The Bank indicated that there could be two further rate hikes in the next three years, taking it to 1pc in 2020.

But two of the governor’s deputies – former Treasury mandarins Sir Jon Cunliffe and Sir David Ramsden – opposed yesterday’s rate rise, as a split emerged at the top of the Bank.

Calling for rates to be frozen at 0.25pc – where they have been since August 2016 – they argued that there was ‘insufficie­nt evidence’ to suggest wages would pick up as expected by other members of the committee.

As such, they were less concerned about upward pressure on inflation, leading them to vote against yesterday’s rate hike.

The rebellion pits Carney against two of his most senior lieutenant­s and suggests tensions are running high at the Bank over its handling of the economy.

Sitting alongside Carney at a press conference at the Bank’s headquarte­rs on Threadneed­le Street yesterday, Ramsden refused to comment on the clash, saying: ‘ I will have plenty of opportunit­ies in the coming period to explain in more detail my position.’

Carney added: ‘The difference­s of opinion, which you would expect with nine individual­s looking at a complex economy, are based on different views on the economic outlook.’

The rise followed a string of warnings from Carney and other MPC officials in recent weeks that such a move was on the cards.

Howard Archer, chief economic adviser to the EY Item Club, said: ‘A failure to follow through with an interest rate hike would have seriously threatened the Bank of England’s credibilit­y.’

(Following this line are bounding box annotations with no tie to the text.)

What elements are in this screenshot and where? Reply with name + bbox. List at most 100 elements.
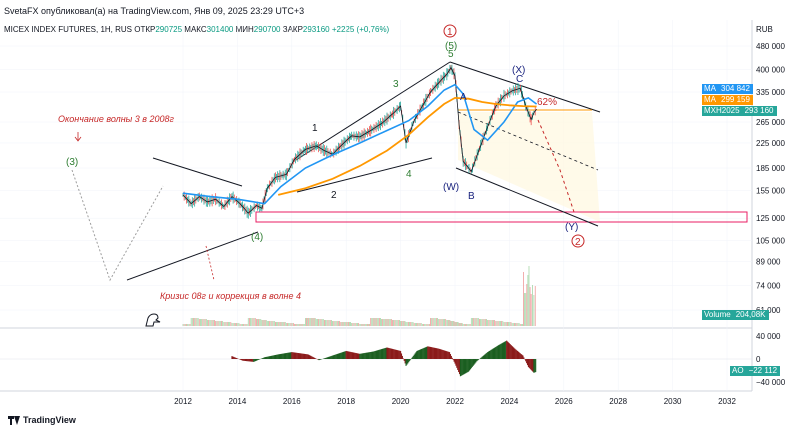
high-label: МАКС: [184, 25, 207, 34]
channel-line-upper-correction: [449, 61, 601, 113]
label-wave2-circle: 2: [575, 237, 581, 248]
close-value: 293160: [302, 25, 330, 34]
time-tick-label: 2032: [718, 397, 736, 406]
target-zone-box: [255, 211, 748, 223]
change-value: +2225 (+0,76%): [331, 25, 390, 34]
close-label: ЗАКР: [282, 25, 303, 34]
tradingview-logo-icon: [8, 415, 20, 425]
label-wave-c: C: [516, 74, 523, 85]
price-tick-label: 61 000: [756, 306, 781, 315]
tag-name: AO: [730, 366, 746, 376]
circle-wave1: [443, 24, 457, 38]
low-value: 290700: [253, 25, 281, 34]
ma-blue-line: [182, 83, 538, 205]
price-series-line: [182, 66, 537, 214]
label-wave-a: A: [460, 92, 467, 103]
channel-line-lower-2011: [126, 231, 259, 281]
label-wave-x: (X): [512, 65, 525, 76]
open-label: ОТКР: [134, 25, 156, 34]
label-wave1-circle: 1: [447, 27, 453, 38]
price-axis: 480 000 400 000 335 000 265 000 225 000 185 0…: [0, 42, 785, 315]
label-wave2: 2: [331, 190, 337, 201]
label-fib-62: 62%: [537, 97, 557, 108]
price-tick-label: 480 000: [756, 42, 785, 51]
ma-orange-line: [277, 96, 537, 196]
price-tick-label: 335 000: [756, 88, 785, 97]
price-tick-label: 155 000: [756, 187, 785, 196]
ao-histogram: [231, 340, 537, 377]
label-wave1: 1: [312, 123, 318, 134]
time-tick-label: 2014: [229, 397, 247, 406]
tag-name: MXH2025: [702, 106, 742, 116]
time-tick-label: 2022: [446, 397, 464, 406]
label-wave-b: B: [468, 191, 475, 202]
ao-tag: AO −22 112: [730, 366, 781, 376]
ao-tick-label: 40 000: [756, 332, 781, 341]
volume-bars: [182, 64, 536, 326]
arrow-crisis: [205, 245, 215, 281]
price-tick-label: 225 000: [756, 139, 785, 148]
time-tick-label: 2018: [337, 397, 355, 406]
symbol-legend: MICEX INDEX FUTURES, 1H, RUS ОТКР290725 …: [4, 25, 389, 34]
label-wave5-primary: (5): [445, 41, 457, 52]
label-wave-w: (W): [443, 182, 459, 193]
volume-tag: Volume 204,08K: [702, 310, 769, 320]
time-tick-label: 2016: [283, 397, 301, 406]
price-tag-ma-blue: MA 304 842: [702, 84, 753, 94]
channel-line-upper-wave3: [295, 61, 451, 161]
label-wave4: 4: [406, 169, 412, 180]
channel-line-upper-2011: [152, 157, 243, 187]
ao-tick-label: 0: [756, 355, 761, 364]
time-tick-label: 2028: [609, 397, 627, 406]
time-tick-label: 2020: [392, 397, 410, 406]
wave-2008-projection: [71, 169, 164, 282]
wave-labels: Окончание волны 3 в 2008г (3) (4) Кризис…: [58, 24, 585, 301]
label-wave3-primary: (3): [66, 157, 78, 168]
dino-icon: [145, 313, 161, 327]
ao-axis: 40 000 0 −40 000: [756, 332, 786, 387]
open-value: 290725: [155, 25, 183, 34]
high-value: 301400: [206, 25, 234, 34]
label-wave3: 3: [393, 79, 399, 90]
time-tick-label: 2024: [501, 397, 519, 406]
annotation-arrows: [74, 132, 215, 281]
symbol-name: MICEX INDEX FUTURES, 1H, RUS: [4, 25, 133, 34]
label-wave4-primary: (4): [251, 232, 263, 243]
tag-name: MA: [702, 84, 718, 94]
time-tick-label: 2012: [174, 397, 192, 406]
time-tick-label: 2030: [664, 397, 682, 406]
low-label: МИН: [235, 25, 254, 34]
price-tick-label: 265 000: [756, 118, 785, 127]
price-tick-label: 400 000: [756, 65, 785, 74]
time-axis: 2012 2014 2016 2018 2020 2022 2024 2026 2028 2030…: [174, 20, 736, 406]
channel-line-lower-wave3: [296, 157, 433, 193]
published-by-line: SvetaFX опубликовал(а) на TradingView.co…: [4, 6, 305, 16]
channel-line-lower-correction: [455, 167, 599, 227]
price-tick-label: 185 000: [756, 164, 785, 173]
price-tag-last: MXH2025 293 160: [702, 106, 777, 116]
price-tick-label: 74 000: [756, 281, 781, 290]
note-wave3-2008: Окончание волны 3 в 2008г: [58, 114, 175, 124]
channel-midline: [457, 111, 599, 171]
projection-zone: [458, 112, 600, 222]
tag-value: 304 842: [718, 84, 753, 94]
tag-value: −22 112: [745, 366, 781, 376]
tag-name: Volume: [702, 310, 733, 320]
wave-y-projection: [537, 119, 576, 216]
tag-value: 299 159: [718, 95, 753, 105]
tag-value: 293 160: [741, 106, 777, 116]
price-tick-label: 105 000: [756, 236, 785, 245]
tradingview-footer[interactable]: TradingView: [8, 415, 76, 425]
trend-lines: [126, 61, 601, 281]
tradingview-brand: TradingView: [23, 415, 76, 425]
ao-tick-label: −40 000: [756, 378, 786, 387]
arrow-2008-head: [74, 136, 82, 142]
label-wave5: 5: [448, 49, 454, 60]
tag-value: 204,08K: [732, 310, 769, 320]
currency-label: RUB: [756, 25, 773, 34]
price-tick-label: 125 000: [756, 214, 785, 223]
label-wave-y: (Y): [565, 222, 578, 233]
price-tick-label: 89 000: [756, 258, 781, 267]
circle-wave2: [571, 234, 585, 248]
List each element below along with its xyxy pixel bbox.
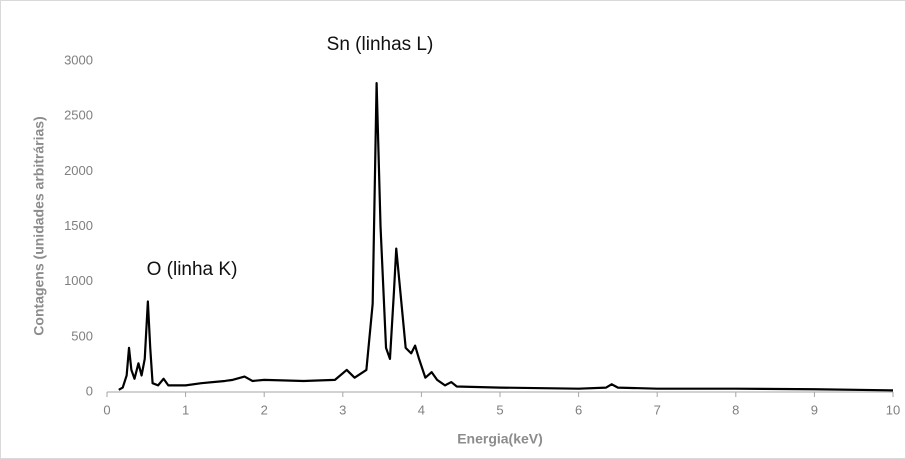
y-tick-label: 2500 [64,108,93,123]
x-tick-label: 10 [886,402,900,417]
y-tick-label: 3000 [64,52,93,67]
x-tick-label: 6 [575,402,582,417]
y-axis-title: Contagens (unidades arbitrárias) [31,116,47,335]
y-tick-label: 1000 [64,273,93,288]
x-tick-label: 4 [418,402,425,417]
x-tick-label: 9 [811,402,818,417]
x-tick-label: 7 [654,402,661,417]
spectrum-line [118,81,894,392]
y-tick-label: 1500 [64,218,93,233]
annotation: Sn (linhas L) [327,34,434,55]
x-tick-label: 3 [339,402,346,417]
x-tick-label: 5 [496,402,503,417]
x-axis-title: Energia(keV) [457,431,543,447]
x-tick-label: 2 [261,402,268,417]
annotation: O (linha K) [147,259,238,280]
x-tick-label: 8 [732,402,739,417]
y-tick-label: 2000 [64,163,93,178]
x-tick-label: 1 [182,402,189,417]
y-tick-label: 0 [86,383,93,398]
x-tick-label: 0 [103,402,110,417]
y-tick-label: 500 [71,328,93,343]
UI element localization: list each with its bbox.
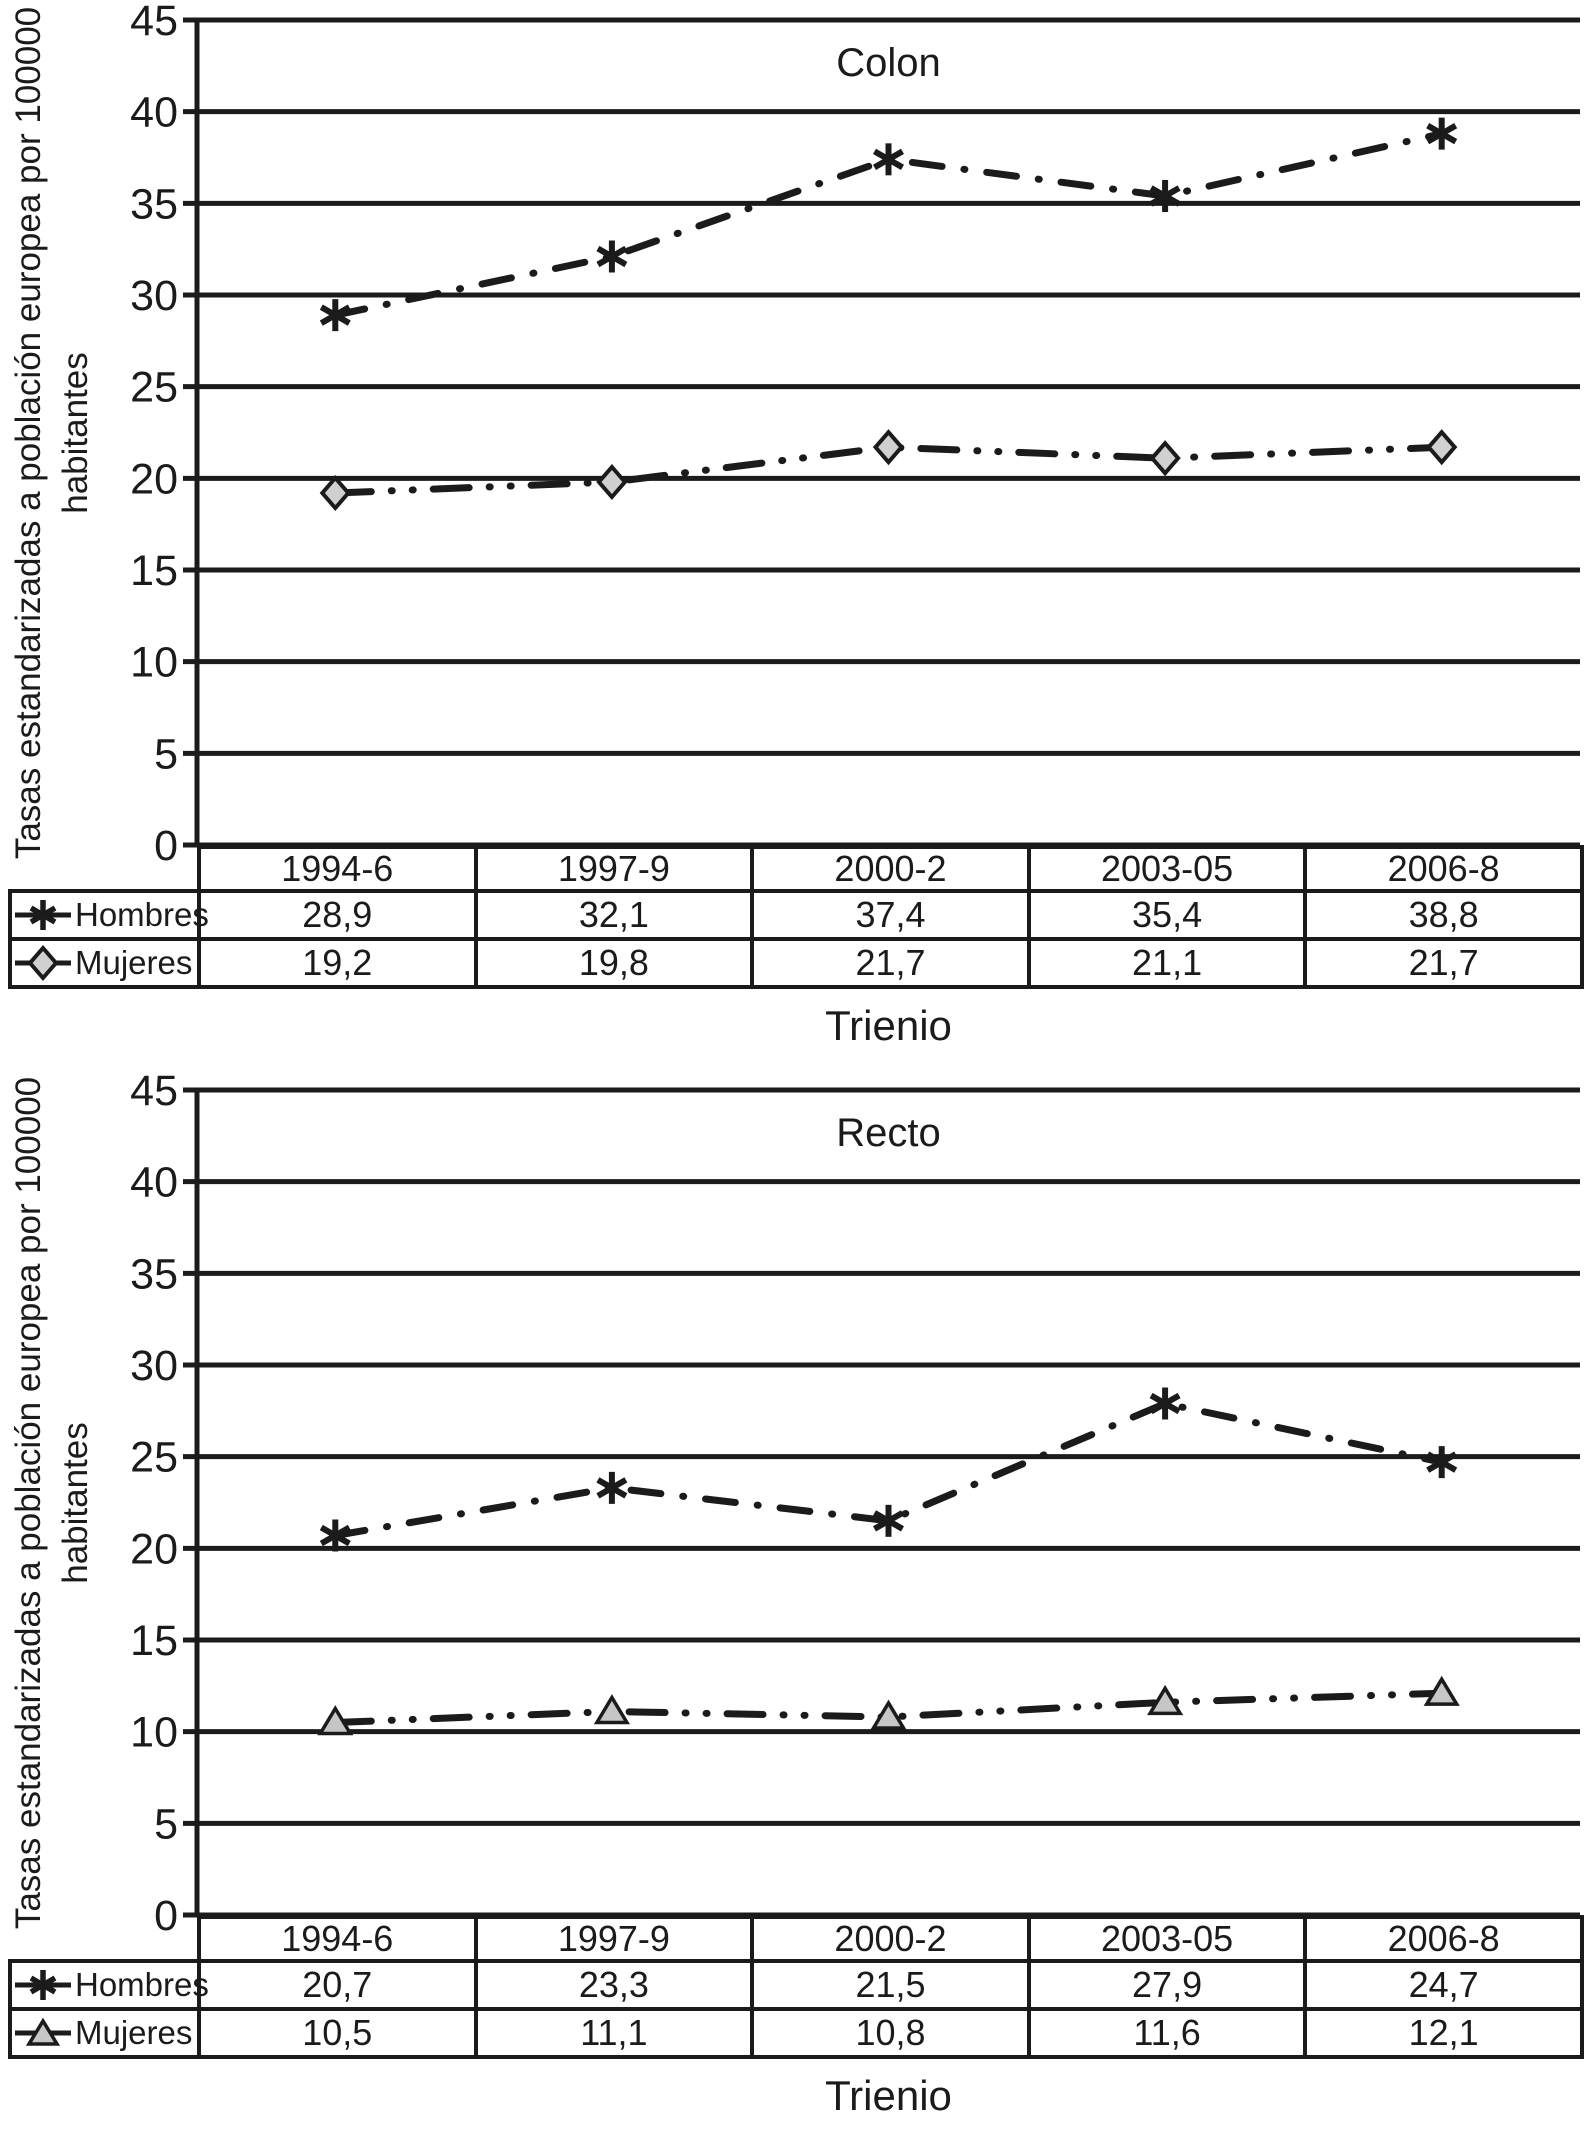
value-cell: 21,7 bbox=[750, 937, 1031, 989]
table-corner-cell bbox=[10, 1917, 199, 1961]
value-cell: 27,9 bbox=[1026, 1959, 1308, 2011]
marker-asterisk-hombres-0 bbox=[319, 1519, 351, 1552]
category-cell: 2006-8 bbox=[1303, 845, 1584, 893]
legend-marker-icon-asterisk bbox=[15, 900, 71, 930]
category-cell: 2003-05 bbox=[1026, 1915, 1308, 1963]
legend-cell-hombres: Hombres bbox=[8, 889, 209, 941]
marker-asterisk-hombres-4 bbox=[1426, 117, 1458, 150]
legend-cell-mujeres: Mujeres bbox=[8, 937, 201, 989]
value-cell: 19,2 bbox=[197, 937, 478, 989]
value-cell: 37,4 bbox=[750, 889, 1031, 941]
value-cell: 38,8 bbox=[1303, 889, 1584, 941]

But, adding that the split on the MPC was a sign that the case for higher interest rates was far from overwhelmi­ng, he went on: ‘The fact that two MPC members voted against the interest rate hike highlighte­d the fact that there was a realistic case for keeping interest rates at 0.25pc.’

Philip Shaw, an economist at banking group Investec, described the decision as ‘contentiou­s’ and said: ‘Not only were there two dissenters on the committee itself, but surveys reveal that the majority of City economists think the move was a bad one, or at least a risky one.’

Ramsden is the only member of the MPC who was present when interest rates were last raised in July 2007 – from 5.5pc to 5.75pc.

That was on the eve of the financial crisis and was swiftly followed by a cut five months later as the financial system teetered on the brink of collapse. Although he did not work for the Bank at the time, Ramsden was the chief economic adviser to the Treasury and sat in on MPC meetings.

Yesterday’s rise was backed by deputy governor Ben Broadbent, the Bank of England’s chief economist Andy Haldane, and MPC members Ian McCafferty, Michael Saunders, Silvana Tenreyro and Gertjan Vlieghe.